Friday, February 25, 2011

The Wat Dhammabucha

Down a narrow road that winds behind suburban San Antonio, past old houses and the last remains of land once called "the boondocks," lay one of San Antonio's more hidden gems of cultural diversity: the Wat Dhammabucha Buddhist mission. The bright-red and golden sign hangs amidst a hill-country style neighborhood of mostly Thai immigrants, a hill-top view of the Leon Valley water tower as traffic moves along Bandera Road.

I had only a faint idea of golden Buddha statues and ornate temples that could form a backdrop to my portrait-feature assignment of a student who chose life as a monk over a career in music after coming to the United States from Thailand in 2004.

Accounting sophomore Surasit Mankongsakulkit sits in the temple Sunday before a statue of Buddha, who isn't worshiped but simply followed for his philosophy of attaining self-enlightenment.

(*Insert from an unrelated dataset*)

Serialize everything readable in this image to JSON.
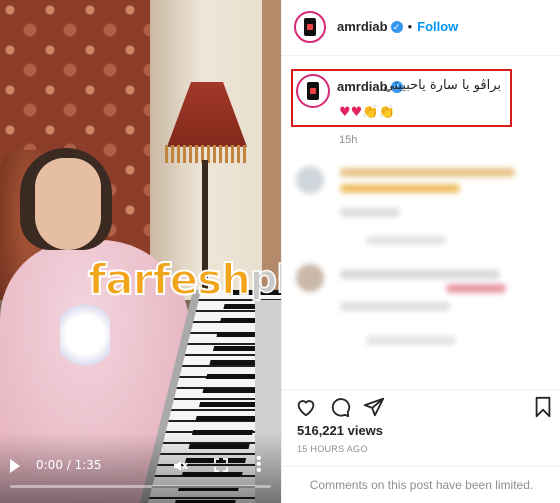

A Buddhist monk enters the meal hall Sunday at the Wat Dhammabucha Buddhist mission. Shoes are removed before entering buildings as a Buddhist practice of “keeping what is unclean outside,” Mankongsakulkit said.

Wan Wallace prays Sunday in the meal hall before the monks begin eating. The mission began more than 20 years ago based on Theravada Buddhism, strongest in Sri Lanka, Cambodia, Thailand, Laos and Myanmar. Theravada means “the doctrine of the elders” and emphasizes attaining self-liberation through meditation and concentration.

Mankongsakulkit passes food down the line Sunday in the meal hall. Buddhist practice holds that the monks eat only one meal daily, which is provided by local restaurants and other Buddhists.

Mankongsakulkit talks with fellow monk, Phra Pong. “We work a few hours a day,” he said, noting that 10 monks help keep up the 15-acre mission grounds.

Mankongsakulkit talks with Elby Flinn Sunday with his dog, Sassy. "You guys have been great to the neighborhood," Flinn said of the Buddhists. For over 20 years, the mission has strived to protect the wildlife and natural landscape amidst an increasingly urban San Antonio.

Surasit Mankongsakulkit uses a leaf blower near the temple while working Sunday. Mankongsakulkit wakes up at 6 a.m. to chant with the other monks before his 9 a.m. class here.

Wednesday, February 23, 2011

Architecture, Society and Culture

I watch trees sway through a tiny window as a warm breeze throws itself against the buildings, structures of concrete walls and cold steel that leave much to be desired by the senses. We are slaves to the architecture that should be serving us. Yet we have a choice; the cultural decisions we make can also have a functional purpose in society and our architecture.

Here are a few shots I took while covering a presentation by my architecture professor's Design 4 students on a theory in architecture that is being enforced, thankfully, by the professionals of our age: space surrounding a structure or object- the available resources of the natural landscape, the cultural purpose of those creating it - is what influences creation of the object. This theory contrasts with the centuries-old, hierarchical practice of a city created by powerful figures and institutions that deplete the surrounding environment.

The "illuminated creations" shaped by the student represent the cavity-minded view that instead of experiencing just the thing, the object itself - a common mindset of Western culture and architecture - structures are formed by the space surrounding it, a bottom-up process of influence, history and correlation.

Don't we just want to break the windows and let the breeze flow through?

Professor Dwayne Bohuslav gives feedback to his Design 4 students while they model "illuminated wearable creations" Feb. 15. Bohuslav received $1,000 from the local chapter of the American Institute of Architects and lighting from Del Lighting to fund the project. Four teams will compete with their costumes at the private AIA San Antonio Beaux Arts Ball Feb. 26 at the Grand Hyatt, followed by an exhibition at AIA's Pearl Studio, 200 E. Grayson, and at Luminaria downtown March 12.

Architecture sophomore Judith Fernandez models her costume Feb. 15 while team members Marcela Resendez and James Stopher watch. The design represents themes of stereometry, the process of determining the volume and dimensions of a solid, or the kind of space we live in.

Lucas Cornelius, Ivonne Perea, Oscar Rincon, and Judith Fernandez.